Podría decirse que su obra resulta tan extravagante como la autora si no fuera porque, dejando a un lado el misterio que encierra el carácter autobiográfico de todo intimismo poético, la poesía de Emily Dickinson acerca los abismos vitales al infortunio de estar vivo. “No hay droga para la Conciencia que sea– alternativa de la muerte” [aquí y en líneas posteriores en la traducción de Amalia Rodríguez Monroy].

 

Lo que tiene de existencial lo compensa con la sencillez de una naturaleza casi primitiva, infantil, como pudo ser su inteligente personalidad asocial. Más allá de no desear que otros la rodeen, parecen importunarle los extraños que atacan su escasa vitalidad sin motivo alguno sacándola de un estado contemplativo. “Morir –es el Galardón de la Vida- preferible que sea de una vez –y no morir a medias –recuperarse luego para un Eclipse más consciente-“. Quizás por ello su agujero consistiera en la necesaria madriguera que todo escritor necesita. (Estos versos recuerdan a los de Sylvia Plath: “Qué desperdicio aniquilarse cada década”). Cabe pensar que, llegado el momento, sin embargo, el refugio se vuelva tumba del que la habita y candado de toda escritura, ya que ésta requiere del soplo vital que es la experiencia.

 

Vivir la vida como la suma lentísima de momentos caducos inexpresivos y vivir los otros, los que merecen la pena, como la sublime crecida de un río bajo el monzón. Algo de eso queda en las palabras de Dickinson. No es ver pasar los días en rutinaria inactividad aunque lo sea. Es sentir la cólera de cada fibra viva de tu ser que apenas se mantiene. Es derrumbarse, y “derrumbarse no es Acto de un instante sino pausa fundamental”, por eso sigue: “Los procesos de Dilapidación son Desmoronamientos organizados”. Se entiende en tanto la reserva de los actos, de los pensamientos, de las voces.

 

No es la de Dickinson una estancia como la de Kahlo, ambas aisladas por motivos distintos. Todo artista puede y debe exorcizar los demonios que le persiguen, artísticos y de los otros, a través de su obra; si no, apenas cuenta para nadie, apenas es arte humanizado. (“El hombre no tiene naturaleza, sólo tiene historia”, en palabras de Ortega). La estancia de Frida Kahlo está colmada de su amor y su dolor (acaso la misma cosa), gemelos poderosos que apabullan con su sola mención. Los de Dickinson, su amor y, sobre todo, su dolor, son otra cosa; dolores silenciosos de los que te clavan el verso cuando menos lo piensas, y terminan como éste: “… hasta que el musgo hubo alcanzado nuestros labios – Y cubierto- nuestros nombres”. Las paredes de la estancia de Dickinson son más cercanas, en cierto modo, a las de Virginia Woolf.
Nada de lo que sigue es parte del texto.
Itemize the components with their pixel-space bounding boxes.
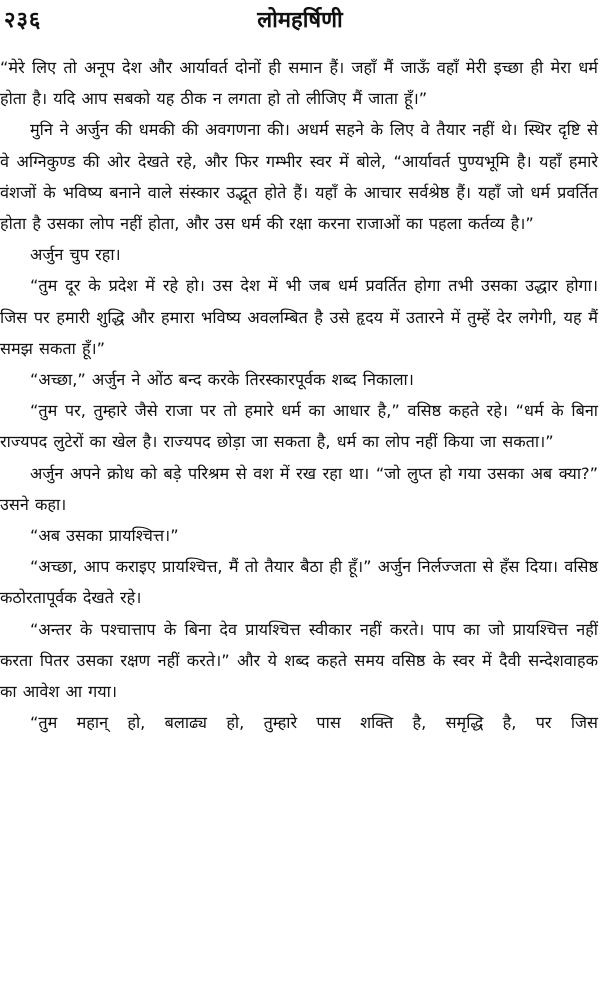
paragraph: “अच्छा, आप कराइए प्रायश्चित्त, मैं तो तैयार बैठा ही हूँ।” अर्जुन निर्लज्जता से हँस दिया। वसिष्ठ कठोरतापूर्वक देखते रहे। bbox=[0, 557, 598, 608]
paragraph: “अच्छा,” अर्जुन ने ओंठ बन्द करके तिरस्कारपूर्वक शब्द निकाला। bbox=[30, 370, 414, 390]
paragraph: अर्जुन चुप रहा। bbox=[30, 245, 121, 265]
paragraph: “मेरे लिए तो अनूप देश और आर्यावर्त दोनों ही समान हैं। जहाँ मैं जाऊँ वहाँ मेरी इच्छा ही मेरा धर्म होता है। यदि आप सबको यह ठीक न लगता हो तो लीजिए मैं जाता हूँ।” bbox=[0, 58, 598, 109]
paragraph: “अन्तर के पश्चात्ताप के बिना देव प्रायश्चित्त स्वीकार नहीं करते। पाप का जो प्रायश्चित्त नहीं करता पितर उसका रक्षण नहीं करते।” और ये शब्द कहते समय वसिष्ठ के स्वर में दैवी सन्देशवाहक का आवेश आ गया। bbox=[0, 619, 598, 702]
paragraph: “तुम महान् हो, बलाढ्य हो, तुम्हारे पास शक्ति है, समृद्धि है, पर जिस bbox=[30, 713, 598, 733]
paragraph: “तुम पर, तुम्हारे जैसे राजा पर तो हमारे धर्म का आधार है,” वसिष्ठ कहते रहे। “धर्म के बिना राज्यपद लुटेरों का खेल है। राज्यपद छोड़ा जा सकता है, धर्म का लोप नहीं किया जा सकता।” bbox=[0, 401, 598, 452]
page-header bbox=[0, 0, 600, 40]
paragraph: अर्जुन अपने क्रोध को बड़े परिश्रम से वश में रख रहा था। “जो लुप्त हो गया उसका अब क्या?” उसने कहा। bbox=[0, 463, 598, 514]
page-number: २३६ bbox=[4, 7, 42, 33]
body-text bbox=[0, 52, 598, 738]
paragraph: “तुम दूर के प्रदेश में रहे हो। उस देश में भी जब धर्म प्रवर्तित होगा तभी उसका उद्धार होगा। जिस पर हमारी शुद्धि और हमारा भविष्य अवलम्बित है उसे हृदय में उतारने में तुम्हें देर लगेगी, यह मैं समझ सकता हूँ।” bbox=[0, 276, 598, 358]
paragraph: “अब उसका प्रायश्चित्त।” bbox=[30, 526, 179, 546]
running-title: लोमहर्षिणी bbox=[257, 7, 343, 33]
paragraph: मुनि ने अर्जुन की धमकी की अवगणना की। अधर्म सहने के लिए वे तैयार नहीं थे। स्थिर दृष्टि से वे अग्निकुण्ड की ओर देखते रहे, और फिर गम्भीर स्वर में बोले, “आर्यावर्त पुण्यभूमि है। यहाँ हमारे वंशजों के भविष्य बनाने वाले संस्कार उद्भूत होते हैं। यहाँ के आचार सर्वश्रेष्ठ हैं। यहाँ जो धर्म प्रवर्तित होता है उसका लोप नहीं होता, और उस धर्म की रक्षा करना राजाओं का पहला कर्तव्य है।” bbox=[0, 120, 598, 234]
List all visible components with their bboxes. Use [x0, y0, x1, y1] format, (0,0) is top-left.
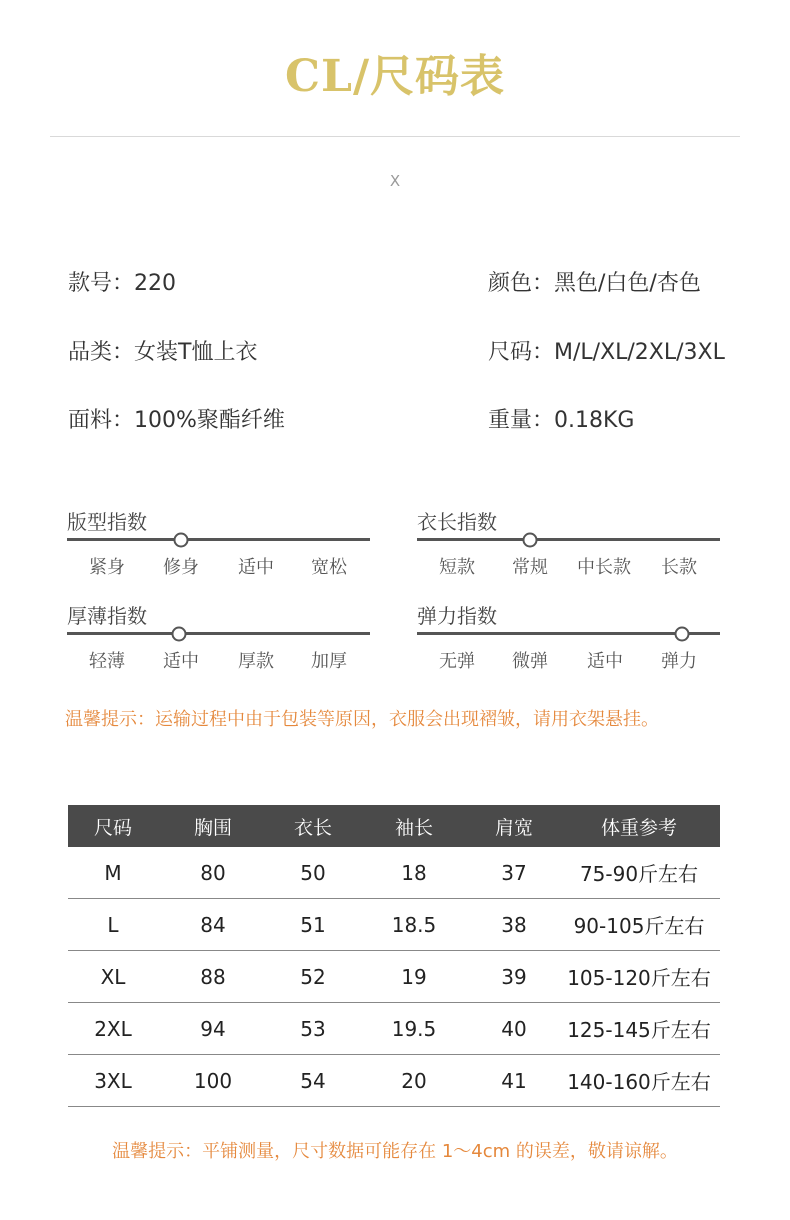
table-cell: 90-105斤左右: [558, 899, 720, 951]
page-title: CL/尺码表: [284, 51, 506, 102]
thickness-option: 厚款: [238, 651, 274, 672]
table-cell: 53: [268, 1003, 358, 1055]
weight-info: 重量：0.18KG: [488, 408, 635, 433]
fit-option: 适中: [238, 557, 274, 578]
table-cell: 19.5: [358, 1003, 470, 1055]
table-cell: 18: [358, 847, 470, 899]
table-cell: 75-90斤左右: [558, 847, 720, 899]
fit-index-track: [67, 538, 370, 541]
table-cell: 20: [358, 1055, 470, 1107]
fit-index-label: 版型指数: [67, 510, 147, 534]
table-cell: 19: [358, 951, 470, 1003]
fabric-info: 面料：100%聚酯纤维: [68, 408, 285, 433]
fit-index-marker: [174, 533, 189, 548]
table-cell: 84: [158, 899, 268, 951]
thickness-option: 加厚: [311, 651, 347, 672]
elasticity-index-marker: [675, 627, 690, 642]
table-cell: 140-160斤左右: [558, 1055, 720, 1107]
measurement-tip: 温馨提示：平铺测量，尺寸数据可能存在 1～4cm 的误差，敬请谅解。: [112, 1141, 678, 1162]
column-header-sleeve: 袖长: [358, 805, 470, 847]
length-index-track: [417, 538, 720, 541]
table-cell: 80: [158, 847, 268, 899]
table-cell: XL: [68, 951, 158, 1003]
table-header-row: [68, 805, 720, 847]
fit-option: 紧身: [89, 557, 125, 578]
elasticity-option: 适中: [587, 651, 623, 672]
table-cell: 94: [158, 1003, 268, 1055]
column-header-shoulder: 肩宽: [470, 805, 558, 847]
table-row: [68, 951, 720, 1003]
table-cell: 41: [470, 1055, 558, 1107]
table-cell: 40: [470, 1003, 558, 1055]
column-header-length: 衣长: [268, 805, 358, 847]
close-icon[interactable]: X: [389, 172, 401, 190]
table-cell: 38: [470, 899, 558, 951]
column-header-size: 尺码: [68, 805, 158, 847]
length-index-marker: [523, 533, 538, 548]
table-cell: 3XL: [68, 1055, 158, 1107]
category-info: 品类：女装T恤上衣: [68, 340, 258, 365]
fit-option: 宽松: [311, 557, 347, 578]
size-table: [68, 805, 720, 1107]
style-number: 款号：220: [68, 271, 176, 296]
table-row: [68, 1055, 720, 1107]
color-info: 颜色：黑色/白色/杏色: [488, 271, 701, 296]
care-tip: 温馨提示：运输过程中由于包装等原因，衣服会出现褶皱，请用衣架悬挂。: [65, 709, 659, 730]
length-option: 短款: [439, 557, 475, 578]
table-cell: 50: [268, 847, 358, 899]
table-row: [68, 1003, 720, 1055]
table-cell: 39: [470, 951, 558, 1003]
table-cell: 125-145斤左右: [558, 1003, 720, 1055]
elasticity-option: 无弹: [439, 651, 475, 672]
table-cell: 37: [470, 847, 558, 899]
table-cell: 88: [158, 951, 268, 1003]
column-header-bust: 胸围: [158, 805, 268, 847]
table-cell: 54: [268, 1055, 358, 1107]
length-option: 长款: [661, 557, 697, 578]
table-cell: 100: [158, 1055, 268, 1107]
title-divider: [50, 136, 740, 137]
thickness-index-track: [67, 632, 370, 635]
elasticity-index-label: 弹力指数: [417, 604, 497, 628]
table-row: [68, 847, 720, 899]
length-option: 中长款: [577, 557, 631, 578]
thickness-index-marker: [172, 627, 187, 642]
table-row: [68, 899, 720, 951]
table-cell: 2XL: [68, 1003, 158, 1055]
thickness-option: 轻薄: [89, 651, 125, 672]
length-index-label: 衣长指数: [417, 510, 497, 534]
column-header-weight: 体重参考: [558, 805, 720, 847]
thickness-option: 适中: [163, 651, 199, 672]
elasticity-option: 微弹: [512, 651, 548, 672]
table-cell: 51: [268, 899, 358, 951]
size-info: 尺码：M/L/XL/2XL/3XL: [488, 340, 725, 365]
elasticity-option: 弹力: [661, 651, 697, 672]
table-cell: M: [68, 847, 158, 899]
length-option: 常规: [512, 557, 548, 578]
table-cell: L: [68, 899, 158, 951]
table-cell: 18.5: [358, 899, 470, 951]
fit-option: 修身: [163, 557, 199, 578]
thickness-index-label: 厚薄指数: [67, 604, 147, 628]
table-cell: 105-120斤左右: [558, 951, 720, 1003]
table-cell: 52: [268, 951, 358, 1003]
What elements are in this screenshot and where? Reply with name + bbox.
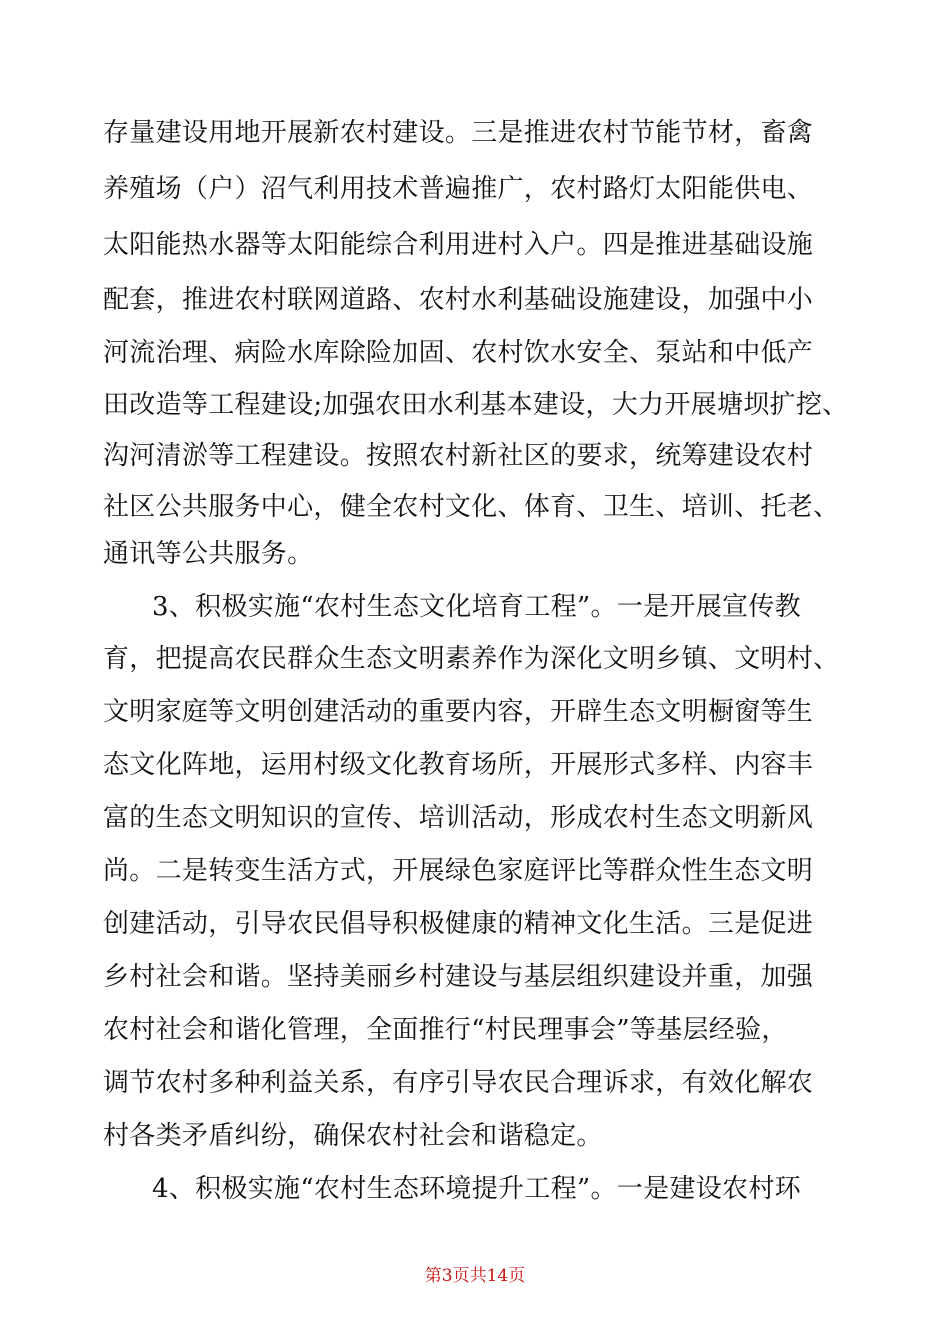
paragraph-start-line: 4、积极实施“农村生态环境提升工程”。一是建设农村环 xyxy=(152,1174,801,1204)
text-line: 存量建设用地开展新农村建设。三是推进农村节能节材，畜禽 xyxy=(103,118,814,148)
text-line: 育，把提高农民群众生态文明素养作为深化文明乡镇、文明村、 xyxy=(103,644,840,674)
text-line: 田改造等工程建设;加强农田水利基本建设，大力开展塘坝扩挖、 xyxy=(103,390,849,420)
text-line: 富的生态文明知识的宣传、培训活动，形成农村生态文明新风 xyxy=(103,803,814,833)
text-line: 文明家庭等文明创建活动的重要内容，开辟生态文明橱窗等生 xyxy=(103,697,814,727)
text-line: 尚。二是转变生活方式，开展绿色家庭评比等群众性生态文明 xyxy=(103,856,814,886)
text-line: 社区公共服务中心，健全农村文化、体育、卫生、培训、托老、 xyxy=(103,492,840,522)
text-line: 农村社会和谐化管理，全面推行“村民理事会”等基层经验， xyxy=(103,1015,788,1045)
text-line: 河流治理、病险水库除险加固、农村饮水安全、泵站和中低产 xyxy=(103,338,814,368)
text-line: 沟河清淤等工程建设。按照农村新社区的要求，统筹建设农村 xyxy=(103,441,814,471)
text-line: 太阳能热水器等太阳能综合利用进村入户。四是推进基础设施 xyxy=(103,230,814,260)
text-line: 态文化阵地，运用村级文化教育场所，开展形式多样、内容丰 xyxy=(103,750,814,780)
text-line: 养殖场（户）沼气利用技术普遍推广，农村路灯太阳能供电、 xyxy=(103,174,814,204)
text-line: 调节农村多种利益关系，有序引导农民合理诉求，有效化解农 xyxy=(103,1068,814,1098)
text-line: 通讯等公共服务。 xyxy=(103,539,314,569)
text-line: 配套，推进农村联网道路、农村水利基础设施建设，加强中小 xyxy=(103,285,814,315)
page-number-footer: 第3页共14页 xyxy=(424,1266,526,1286)
paragraph-start-line: 3、积极实施“农村生态文化培育工程”。一是开展宣传教 xyxy=(152,592,801,622)
text-line: 乡村社会和谐。坚持美丽乡村建设与基层组织建设并重，加强 xyxy=(103,962,814,992)
text-line: 创建活动，引导农民倡导积极健康的精神文化生活。三是促进 xyxy=(103,909,814,939)
text-line: 村各类矛盾纠纷，确保农村社会和谐稳定。 xyxy=(103,1121,603,1151)
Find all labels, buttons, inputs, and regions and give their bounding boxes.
A diferencia de Frida Kahlo, quien convive con el dolor de la muerte, Dickinson y Woolf parecen compartir el dolor de la vida, si bien en Emily Dickinson se aprecia la muerte como un final honorable y en Virginia Woolf como el tormentoso camino hacia un final que busca el alivio.

 

Cada estancia, cada verso, es un agujero. El de Emily Dickinson, si bien oscuro, responde a una clara lucidez apagada; perdura como la mecha de una vela recién soplada que aún se niega a consumirse; permanece en la “cierta inclinación de la luz- tardes de invierno”.